As a threshold matter, Magistrate Judge James L. Cott noted that the defendant had not established that the contents of the hard drives were either irrelevant or duplicative of other materials already preserved, and that until class certification was resolved, each and every audit accountant could be a “key player” in the litigation. In denying defendant’s motion, Magistrate Judge Cott noted that it was too early to determine whether the cost of preserving the hard drives would be proportional to the value of the litigation. He also encouraged the parties to continue their efforts to reach an agreement on a sampling methodology.

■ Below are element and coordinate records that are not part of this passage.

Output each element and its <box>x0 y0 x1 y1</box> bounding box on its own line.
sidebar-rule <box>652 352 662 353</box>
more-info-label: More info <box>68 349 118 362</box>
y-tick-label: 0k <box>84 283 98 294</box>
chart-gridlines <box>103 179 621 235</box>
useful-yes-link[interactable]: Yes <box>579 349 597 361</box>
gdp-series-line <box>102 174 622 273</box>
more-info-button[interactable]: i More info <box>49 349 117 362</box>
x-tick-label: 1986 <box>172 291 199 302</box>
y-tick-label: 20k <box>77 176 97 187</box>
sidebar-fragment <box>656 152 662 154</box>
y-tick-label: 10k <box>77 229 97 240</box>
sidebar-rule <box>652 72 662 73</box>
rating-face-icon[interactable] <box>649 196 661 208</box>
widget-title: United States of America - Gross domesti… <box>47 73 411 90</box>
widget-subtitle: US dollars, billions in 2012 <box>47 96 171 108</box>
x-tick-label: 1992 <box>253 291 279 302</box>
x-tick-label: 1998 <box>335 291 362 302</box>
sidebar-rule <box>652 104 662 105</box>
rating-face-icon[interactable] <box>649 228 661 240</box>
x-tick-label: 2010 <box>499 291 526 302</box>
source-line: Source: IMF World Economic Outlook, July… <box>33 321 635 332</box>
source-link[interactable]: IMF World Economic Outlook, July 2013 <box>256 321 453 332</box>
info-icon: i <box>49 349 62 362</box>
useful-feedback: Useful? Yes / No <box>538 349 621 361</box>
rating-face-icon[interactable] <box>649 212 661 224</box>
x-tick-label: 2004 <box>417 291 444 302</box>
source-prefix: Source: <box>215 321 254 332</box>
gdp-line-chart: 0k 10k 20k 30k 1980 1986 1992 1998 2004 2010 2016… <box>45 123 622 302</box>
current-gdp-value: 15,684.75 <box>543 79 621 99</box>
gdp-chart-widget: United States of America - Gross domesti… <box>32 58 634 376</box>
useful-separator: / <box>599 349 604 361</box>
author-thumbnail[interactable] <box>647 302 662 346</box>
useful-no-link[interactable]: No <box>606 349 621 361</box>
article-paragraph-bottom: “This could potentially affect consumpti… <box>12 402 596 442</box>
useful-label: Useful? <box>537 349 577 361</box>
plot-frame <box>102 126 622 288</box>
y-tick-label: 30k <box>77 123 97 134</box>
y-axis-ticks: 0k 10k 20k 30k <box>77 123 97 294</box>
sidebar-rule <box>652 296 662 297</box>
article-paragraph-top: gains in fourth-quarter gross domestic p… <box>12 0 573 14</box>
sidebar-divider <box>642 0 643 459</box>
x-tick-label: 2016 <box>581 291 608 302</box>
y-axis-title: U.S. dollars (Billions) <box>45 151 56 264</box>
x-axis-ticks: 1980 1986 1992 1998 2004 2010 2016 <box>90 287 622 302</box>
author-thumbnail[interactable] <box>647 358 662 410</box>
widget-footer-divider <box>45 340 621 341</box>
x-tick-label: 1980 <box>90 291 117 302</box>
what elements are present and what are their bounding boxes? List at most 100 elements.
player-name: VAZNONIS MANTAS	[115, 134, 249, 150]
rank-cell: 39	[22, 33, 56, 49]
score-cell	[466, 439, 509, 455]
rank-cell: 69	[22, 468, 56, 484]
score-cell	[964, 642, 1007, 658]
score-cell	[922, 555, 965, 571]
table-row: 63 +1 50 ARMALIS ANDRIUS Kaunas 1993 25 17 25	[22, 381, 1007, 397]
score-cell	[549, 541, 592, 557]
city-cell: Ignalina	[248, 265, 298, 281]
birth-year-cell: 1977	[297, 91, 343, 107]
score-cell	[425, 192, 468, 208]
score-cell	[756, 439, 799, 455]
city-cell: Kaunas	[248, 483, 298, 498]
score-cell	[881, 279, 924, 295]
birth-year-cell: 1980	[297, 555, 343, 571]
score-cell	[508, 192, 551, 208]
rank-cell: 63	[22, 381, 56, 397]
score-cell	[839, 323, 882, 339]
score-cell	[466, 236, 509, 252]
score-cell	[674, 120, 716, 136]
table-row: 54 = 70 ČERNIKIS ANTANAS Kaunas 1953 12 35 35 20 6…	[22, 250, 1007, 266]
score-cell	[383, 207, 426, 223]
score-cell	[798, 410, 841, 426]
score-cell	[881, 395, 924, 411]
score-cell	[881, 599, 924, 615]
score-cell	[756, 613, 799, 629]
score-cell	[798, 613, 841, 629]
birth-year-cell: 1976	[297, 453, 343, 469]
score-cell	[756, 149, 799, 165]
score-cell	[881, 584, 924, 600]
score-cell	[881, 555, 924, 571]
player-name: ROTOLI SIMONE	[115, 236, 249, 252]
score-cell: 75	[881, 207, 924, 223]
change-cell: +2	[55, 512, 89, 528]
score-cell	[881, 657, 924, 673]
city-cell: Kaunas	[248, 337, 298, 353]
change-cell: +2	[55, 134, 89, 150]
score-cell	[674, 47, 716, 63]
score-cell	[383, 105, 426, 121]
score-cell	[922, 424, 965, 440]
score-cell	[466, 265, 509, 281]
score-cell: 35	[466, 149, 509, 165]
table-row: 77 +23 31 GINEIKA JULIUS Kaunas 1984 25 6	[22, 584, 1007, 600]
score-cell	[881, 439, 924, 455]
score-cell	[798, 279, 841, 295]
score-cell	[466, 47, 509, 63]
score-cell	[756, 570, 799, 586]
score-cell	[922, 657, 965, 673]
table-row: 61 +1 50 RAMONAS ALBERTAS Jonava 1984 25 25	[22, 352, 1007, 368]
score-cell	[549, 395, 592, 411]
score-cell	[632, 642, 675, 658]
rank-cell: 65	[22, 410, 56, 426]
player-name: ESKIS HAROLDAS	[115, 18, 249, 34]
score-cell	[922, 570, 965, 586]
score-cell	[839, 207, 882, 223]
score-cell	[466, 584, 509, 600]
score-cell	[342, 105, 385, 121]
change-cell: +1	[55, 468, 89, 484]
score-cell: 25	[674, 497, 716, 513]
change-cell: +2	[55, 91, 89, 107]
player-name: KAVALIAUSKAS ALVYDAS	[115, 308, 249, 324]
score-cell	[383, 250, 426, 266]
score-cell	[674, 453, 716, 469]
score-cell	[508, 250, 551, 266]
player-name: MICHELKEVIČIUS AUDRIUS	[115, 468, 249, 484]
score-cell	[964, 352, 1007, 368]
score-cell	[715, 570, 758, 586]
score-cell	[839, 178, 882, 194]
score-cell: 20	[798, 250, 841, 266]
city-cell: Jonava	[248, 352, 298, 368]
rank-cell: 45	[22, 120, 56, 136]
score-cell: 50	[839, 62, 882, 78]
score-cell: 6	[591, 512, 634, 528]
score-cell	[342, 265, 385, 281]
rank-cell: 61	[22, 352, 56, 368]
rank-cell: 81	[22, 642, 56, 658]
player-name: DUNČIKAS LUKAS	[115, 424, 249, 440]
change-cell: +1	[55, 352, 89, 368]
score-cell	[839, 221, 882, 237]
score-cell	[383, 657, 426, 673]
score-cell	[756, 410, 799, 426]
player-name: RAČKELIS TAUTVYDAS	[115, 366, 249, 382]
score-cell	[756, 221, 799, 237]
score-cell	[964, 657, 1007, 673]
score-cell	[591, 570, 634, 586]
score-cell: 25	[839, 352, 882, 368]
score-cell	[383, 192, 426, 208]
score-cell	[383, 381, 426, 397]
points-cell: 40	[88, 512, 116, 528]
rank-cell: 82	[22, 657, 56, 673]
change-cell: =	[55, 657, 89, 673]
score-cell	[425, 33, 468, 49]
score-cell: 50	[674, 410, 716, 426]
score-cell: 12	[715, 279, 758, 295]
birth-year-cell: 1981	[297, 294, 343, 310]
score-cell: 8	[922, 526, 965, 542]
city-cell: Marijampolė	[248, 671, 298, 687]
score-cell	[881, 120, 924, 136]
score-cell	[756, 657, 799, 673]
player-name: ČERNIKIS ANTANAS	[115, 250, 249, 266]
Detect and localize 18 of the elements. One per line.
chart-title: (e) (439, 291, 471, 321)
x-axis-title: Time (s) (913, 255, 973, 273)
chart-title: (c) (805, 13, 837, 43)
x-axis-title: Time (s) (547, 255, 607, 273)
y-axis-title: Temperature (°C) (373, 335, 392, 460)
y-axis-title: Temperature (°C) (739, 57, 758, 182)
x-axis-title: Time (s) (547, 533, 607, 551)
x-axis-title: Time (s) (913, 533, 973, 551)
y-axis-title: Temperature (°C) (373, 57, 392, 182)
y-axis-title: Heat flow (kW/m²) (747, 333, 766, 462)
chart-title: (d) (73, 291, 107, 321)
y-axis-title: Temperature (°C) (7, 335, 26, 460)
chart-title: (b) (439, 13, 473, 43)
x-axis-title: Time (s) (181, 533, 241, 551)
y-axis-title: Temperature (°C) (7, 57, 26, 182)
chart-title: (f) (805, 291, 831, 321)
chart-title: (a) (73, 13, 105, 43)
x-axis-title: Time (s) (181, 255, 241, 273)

On February 3, 2012, Judge Colleen McMahon affirmed Magistrate Judge Cott’s order. Judge McMahon noted that although FRCP 26(b)(2)(C)(iii) establishes a proportionality test for discovery, requiring limitations on the “frequency or extent of discovery” where “the burden or expense of proposed discovery outweighs its likely benefit,” proportionality is but one factor in determining a party’s preservation obligations. She concluded that the record was devoid of information to conduct a proper analysis, and that the magistrate’s order properly balanced cost and benefits on the scant record since it ordered temporary, not permanent, preservation of the hard drives, and was without prejudice to having the defendant’s motion renewed once class certification was resolved. Judge McMahon’s order also set new conditions that the defendant could choose to meet in order to limit its preservation of certain subsets of hard drives.